Die Jugendliche hatte bereits öfter Zuflucht vor ihrer Familie in einer Jugendhilfeeinrichtung gesucht, wo sie Anfang Mai auch dreimal übernachtet hatte. Im vergangenen Jahr war sie schon einmal von ihrem Bruder angegriffen und brutal zusammengeschlagen worden. Daraufhin hatte sie Anzeige erstattet. Insgesamt hat die 16-Jährige seit 2006 drei Fälle von Gewalt durch Familienmitglieder der Polizei gemeldet. Dabei handelte es sich um eine Körperverletzung und zwei gefährliche Körperverletzungen. Die Polizei geht jedoch davon aus, dass sie nicht von alle Vorfällen Kenntnis erlangte. In mindestens einem Fall berief sich die junge Frau bei der anschließenden Vernehmung auf ihr Zeugnisverweigerungsrecht. Auch die ältere Schwester soll der Jugendlichen Striemen ins Gesicht gekratzt haben.

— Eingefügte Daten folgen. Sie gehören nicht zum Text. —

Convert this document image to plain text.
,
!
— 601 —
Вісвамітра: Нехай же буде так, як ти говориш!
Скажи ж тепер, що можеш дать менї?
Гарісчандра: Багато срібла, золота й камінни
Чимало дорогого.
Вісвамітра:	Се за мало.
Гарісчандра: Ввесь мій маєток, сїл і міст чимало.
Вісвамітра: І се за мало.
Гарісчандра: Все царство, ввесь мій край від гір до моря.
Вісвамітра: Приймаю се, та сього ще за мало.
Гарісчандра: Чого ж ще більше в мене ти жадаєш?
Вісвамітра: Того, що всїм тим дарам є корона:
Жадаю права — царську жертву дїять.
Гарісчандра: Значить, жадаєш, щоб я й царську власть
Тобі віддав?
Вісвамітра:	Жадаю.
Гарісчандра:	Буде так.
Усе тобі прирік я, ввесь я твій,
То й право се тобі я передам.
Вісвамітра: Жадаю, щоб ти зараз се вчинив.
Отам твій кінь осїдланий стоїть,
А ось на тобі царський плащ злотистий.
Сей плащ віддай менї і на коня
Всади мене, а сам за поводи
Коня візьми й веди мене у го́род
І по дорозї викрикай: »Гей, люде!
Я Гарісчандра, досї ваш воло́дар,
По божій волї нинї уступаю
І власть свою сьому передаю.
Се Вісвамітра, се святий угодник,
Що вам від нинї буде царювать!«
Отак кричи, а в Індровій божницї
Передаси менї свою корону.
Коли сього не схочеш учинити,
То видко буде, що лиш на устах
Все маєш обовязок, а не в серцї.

Der 23-jährige Bruder war wegen früherer Angriffe auf seine Schwester zu einer anderthalbjährigen Gefängnisstrafe verurteilt worden, die er Anfang Mai antreten sollte. Am Morgen vor der Tat wurde ihm bekannt, dass sein Antrag auf Strafaufschub abgelehnt worden war.

Die Hamburger Sozialbehörde prüft, inwieweit Hamburgs staatliche Einrichtungen alles getan haben, um die 16-Jährige zu unterstützen. Das teilte die Sprecherin der Sozialbehörde, Jasmin Eisenhut, am gestrigen Montag mit. Weitere Auskünfte wollte die Behördensprecherin nicht geben. Auch in dem für das Jugendhaus, in das das Mädchen geflüchtet war, zuständigen Landesbetrieb Erziehung und Berufsbildung wird über Konsequenzen aus den Geschehnissen nachgedacht. Es werde überlegt, „ob unsere Instrumente der Jugendarbeit ausreichend gegriffen haben und ob die Zusammenarbeit mit Polizei und Jugendamt richtig funktioniert hat“, sagte der Leiter des Landesbetriebs, Klaus-Dieter Müller.

Die migrationspolitische Sprecherin der GAL-Fraktion, Nebahat Güçlü, glaubt, dass man zumindest das Mordrisiko hätte reduzieren können, wenn es in Hamburg genügend Einrichtungen gäbe, die die jungen Frauen wirklich schützen würden. Sie sieht darin ein Versäumnis der Politik. Wenn der Kinder- und Jugendnotdienst erst am nächsten Morgen feststelle, dass das Mädchen nicht da sei, „sollte man sich wirklich fragen, ob das die richtige Unterbringung sein kann“, äußerte sich Güclü.